1. A protein secondary structure prediction method based on a deep neural network comprises the following steps:

extracting protein sequence characteristics: the input features of the network are the sequence and structure information of amino acids, and the data is downloaded from PDB and marked by DSSP system; wherein the number of the characteristics of the amino acid sequence information is 21, the number of the characteristics of the amino acid structure information is 21, and 42 characteristics of each amino acid are used for predicting the corresponding secondary structure;

multilayer combined convolutional neural network feature extraction: respectively extracting features by using a plurality of convolutional neural networks with different layers, combining the features with the original features, and transmitting the combined features to the next layer;

two-way long-short-term memory neural network feature extraction: extracting features by using a two-way long-short-term memory neural network and transmitting the features to the next layer; the number of nodes of the hidden layer of the long-short-period memory neural network is 800, and the number of features output after the integration of the forward and backward long-short-period memory neural networks is 1600;

the full connection layer establishes a feature map: mapping features to 8 different classes of proteins using the full-ligation layer;

training the deep neural network: the deep neural network constructed in the previous step was trained based on cross entropy errors between labels and logits using an RMSProp optimizer, and an L2 regularization method was used to prevent overfitting.

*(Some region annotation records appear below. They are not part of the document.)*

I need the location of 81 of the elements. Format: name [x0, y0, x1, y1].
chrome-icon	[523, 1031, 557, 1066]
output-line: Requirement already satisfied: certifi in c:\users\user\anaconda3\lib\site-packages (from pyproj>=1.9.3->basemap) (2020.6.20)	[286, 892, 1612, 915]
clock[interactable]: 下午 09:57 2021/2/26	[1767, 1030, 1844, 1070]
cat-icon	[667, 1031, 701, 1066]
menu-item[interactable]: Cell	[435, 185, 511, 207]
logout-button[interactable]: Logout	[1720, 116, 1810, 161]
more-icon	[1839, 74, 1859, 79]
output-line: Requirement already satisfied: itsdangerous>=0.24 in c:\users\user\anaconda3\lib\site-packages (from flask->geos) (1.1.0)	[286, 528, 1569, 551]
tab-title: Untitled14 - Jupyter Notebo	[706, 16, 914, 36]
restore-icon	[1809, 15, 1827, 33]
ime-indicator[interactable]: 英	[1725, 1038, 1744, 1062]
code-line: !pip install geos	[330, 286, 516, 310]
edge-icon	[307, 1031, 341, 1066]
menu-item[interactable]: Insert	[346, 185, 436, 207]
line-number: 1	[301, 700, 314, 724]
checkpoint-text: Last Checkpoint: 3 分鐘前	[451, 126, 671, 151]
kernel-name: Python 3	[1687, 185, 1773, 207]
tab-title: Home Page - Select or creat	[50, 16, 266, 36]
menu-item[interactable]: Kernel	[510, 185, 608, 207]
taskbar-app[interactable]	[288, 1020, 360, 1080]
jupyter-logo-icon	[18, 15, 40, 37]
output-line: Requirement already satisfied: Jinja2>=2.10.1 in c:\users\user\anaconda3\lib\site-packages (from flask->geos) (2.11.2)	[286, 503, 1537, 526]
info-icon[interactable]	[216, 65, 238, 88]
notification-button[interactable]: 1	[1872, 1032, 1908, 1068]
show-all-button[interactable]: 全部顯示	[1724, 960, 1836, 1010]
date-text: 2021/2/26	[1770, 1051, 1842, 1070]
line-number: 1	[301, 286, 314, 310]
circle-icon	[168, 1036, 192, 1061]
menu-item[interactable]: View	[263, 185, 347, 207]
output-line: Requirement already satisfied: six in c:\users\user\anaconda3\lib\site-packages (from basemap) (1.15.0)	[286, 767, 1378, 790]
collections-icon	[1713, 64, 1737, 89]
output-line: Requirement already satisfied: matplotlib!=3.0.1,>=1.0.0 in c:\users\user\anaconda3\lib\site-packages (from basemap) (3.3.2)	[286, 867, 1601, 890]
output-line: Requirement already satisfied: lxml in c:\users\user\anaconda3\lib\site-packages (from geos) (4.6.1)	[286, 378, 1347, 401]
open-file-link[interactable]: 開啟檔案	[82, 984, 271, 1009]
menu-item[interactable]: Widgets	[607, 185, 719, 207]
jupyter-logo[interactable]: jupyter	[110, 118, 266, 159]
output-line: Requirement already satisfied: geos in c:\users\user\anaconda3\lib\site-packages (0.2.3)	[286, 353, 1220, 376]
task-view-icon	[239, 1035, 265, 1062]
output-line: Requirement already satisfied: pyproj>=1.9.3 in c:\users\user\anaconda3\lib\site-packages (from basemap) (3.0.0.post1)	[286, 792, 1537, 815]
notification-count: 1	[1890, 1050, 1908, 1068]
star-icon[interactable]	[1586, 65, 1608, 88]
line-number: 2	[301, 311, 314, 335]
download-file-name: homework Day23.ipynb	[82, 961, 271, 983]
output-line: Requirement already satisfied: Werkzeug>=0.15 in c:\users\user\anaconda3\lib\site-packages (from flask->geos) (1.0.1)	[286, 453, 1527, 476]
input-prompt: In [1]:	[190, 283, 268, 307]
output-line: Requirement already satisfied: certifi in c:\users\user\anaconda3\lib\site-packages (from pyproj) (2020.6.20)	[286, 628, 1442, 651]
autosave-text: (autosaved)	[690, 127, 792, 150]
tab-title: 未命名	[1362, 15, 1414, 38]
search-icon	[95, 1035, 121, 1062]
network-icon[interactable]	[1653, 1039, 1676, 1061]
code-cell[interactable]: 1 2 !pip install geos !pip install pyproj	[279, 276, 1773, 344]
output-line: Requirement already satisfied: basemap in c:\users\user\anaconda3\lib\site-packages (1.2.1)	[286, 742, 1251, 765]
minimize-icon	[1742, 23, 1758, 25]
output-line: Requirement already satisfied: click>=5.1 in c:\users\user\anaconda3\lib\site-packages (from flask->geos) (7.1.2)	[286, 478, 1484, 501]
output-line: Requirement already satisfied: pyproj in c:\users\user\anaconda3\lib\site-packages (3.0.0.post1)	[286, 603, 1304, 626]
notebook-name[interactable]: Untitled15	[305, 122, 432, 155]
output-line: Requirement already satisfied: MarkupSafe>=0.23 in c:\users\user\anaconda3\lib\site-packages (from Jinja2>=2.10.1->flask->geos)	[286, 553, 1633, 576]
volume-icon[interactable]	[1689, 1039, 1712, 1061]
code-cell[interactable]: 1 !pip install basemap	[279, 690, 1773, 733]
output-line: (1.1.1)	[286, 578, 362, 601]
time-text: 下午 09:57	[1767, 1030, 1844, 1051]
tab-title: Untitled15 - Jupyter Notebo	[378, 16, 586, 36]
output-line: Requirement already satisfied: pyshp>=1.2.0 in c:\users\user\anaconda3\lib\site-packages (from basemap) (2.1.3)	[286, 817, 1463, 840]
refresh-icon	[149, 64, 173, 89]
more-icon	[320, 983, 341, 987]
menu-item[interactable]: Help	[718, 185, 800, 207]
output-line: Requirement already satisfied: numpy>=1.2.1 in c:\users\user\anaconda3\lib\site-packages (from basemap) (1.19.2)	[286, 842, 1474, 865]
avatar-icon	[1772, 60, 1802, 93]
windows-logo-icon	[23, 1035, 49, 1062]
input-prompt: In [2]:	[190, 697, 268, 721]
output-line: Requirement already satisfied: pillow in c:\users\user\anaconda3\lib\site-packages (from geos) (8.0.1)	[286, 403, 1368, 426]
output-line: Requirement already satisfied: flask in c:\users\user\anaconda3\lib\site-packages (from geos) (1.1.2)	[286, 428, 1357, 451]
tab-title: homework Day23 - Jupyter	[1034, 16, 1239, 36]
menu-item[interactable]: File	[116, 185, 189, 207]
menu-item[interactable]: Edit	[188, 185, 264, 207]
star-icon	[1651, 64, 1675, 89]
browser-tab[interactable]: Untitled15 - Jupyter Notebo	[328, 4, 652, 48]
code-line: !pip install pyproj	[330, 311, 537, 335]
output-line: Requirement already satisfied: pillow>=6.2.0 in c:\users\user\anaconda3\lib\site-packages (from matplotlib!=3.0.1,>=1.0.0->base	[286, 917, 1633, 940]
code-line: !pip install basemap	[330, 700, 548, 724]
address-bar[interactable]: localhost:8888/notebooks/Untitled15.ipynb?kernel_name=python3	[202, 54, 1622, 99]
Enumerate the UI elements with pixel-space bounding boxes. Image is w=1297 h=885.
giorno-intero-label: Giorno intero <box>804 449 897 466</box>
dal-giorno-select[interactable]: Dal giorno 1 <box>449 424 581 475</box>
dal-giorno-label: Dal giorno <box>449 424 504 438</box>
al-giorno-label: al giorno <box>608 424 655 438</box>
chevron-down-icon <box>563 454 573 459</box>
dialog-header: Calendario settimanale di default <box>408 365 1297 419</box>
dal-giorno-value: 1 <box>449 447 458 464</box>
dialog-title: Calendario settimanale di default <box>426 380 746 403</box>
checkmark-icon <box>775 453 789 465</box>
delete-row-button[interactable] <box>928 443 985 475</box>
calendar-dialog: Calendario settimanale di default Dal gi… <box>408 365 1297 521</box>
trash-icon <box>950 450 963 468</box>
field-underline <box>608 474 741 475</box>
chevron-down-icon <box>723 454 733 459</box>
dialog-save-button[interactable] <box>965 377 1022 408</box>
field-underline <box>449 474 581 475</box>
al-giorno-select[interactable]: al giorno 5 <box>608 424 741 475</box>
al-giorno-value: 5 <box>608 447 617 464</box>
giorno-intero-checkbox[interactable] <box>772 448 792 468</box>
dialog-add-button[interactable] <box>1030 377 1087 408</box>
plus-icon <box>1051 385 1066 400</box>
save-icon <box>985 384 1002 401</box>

2. The protein secondary structure prediction method based on deep neural network according to claim 1, wherein in the multilayer combined convolutional neural network feature extraction, a plurality of one-dimensional convolution kernels with different lengths are used for simulating windows with different sizes to extract amino acid sequence features, and the construction mode of the combined convolutional neural network specifically comprises the following steps:

1 layer one-dimensional convolution neural network construction: the method comprises the steps of performing convolution operation on amino acid sequences in proteins by using one-dimensional convolution networks with the number of convolution kernel nodes of 3,5,7,9 and 11 respectively to extract characteristics, wherein the number of input channels of the convolution network is 42, the number of output channels of the convolution network corresponds to 42 characteristics of one amino acid, the number of output channels of the convolution network is 50, activating output of the convolution network by using a ReLU function, and finally preventing model overfitting by using a batch normalization function;

2-layer one-dimensional convolutional neural network construction: the characteristic extraction of the one-dimensional convolution neural network is more than that of the 1-layer one-dimensional convolution neural network by 1 time, and the convolution, activation and batch normalization operations are performed; sequentially performing convolution, activation and batch normalization operation on the input X for 2 times;

3-layer one-dimensional convolution neural network construction: the characteristic extraction of the one-dimensional convolution neural network is more than that of the 2-layer one-dimensional convolution neural network by 1 convolution, activation and batch normalization operation; sequentially carrying out convolution, activation and batch normalization operation on the input X for 3 times;

the original features are combined with a plurality of convolutional neural network output features to output: extracting amino acid sequence features by using 1 layer, 2 layer and 3 layer one-dimensional convolutional neural networks respectively, and combining with original features to output, so as to share

The characteristic is output to the two-way long-short-term memory neural network for continuous processing.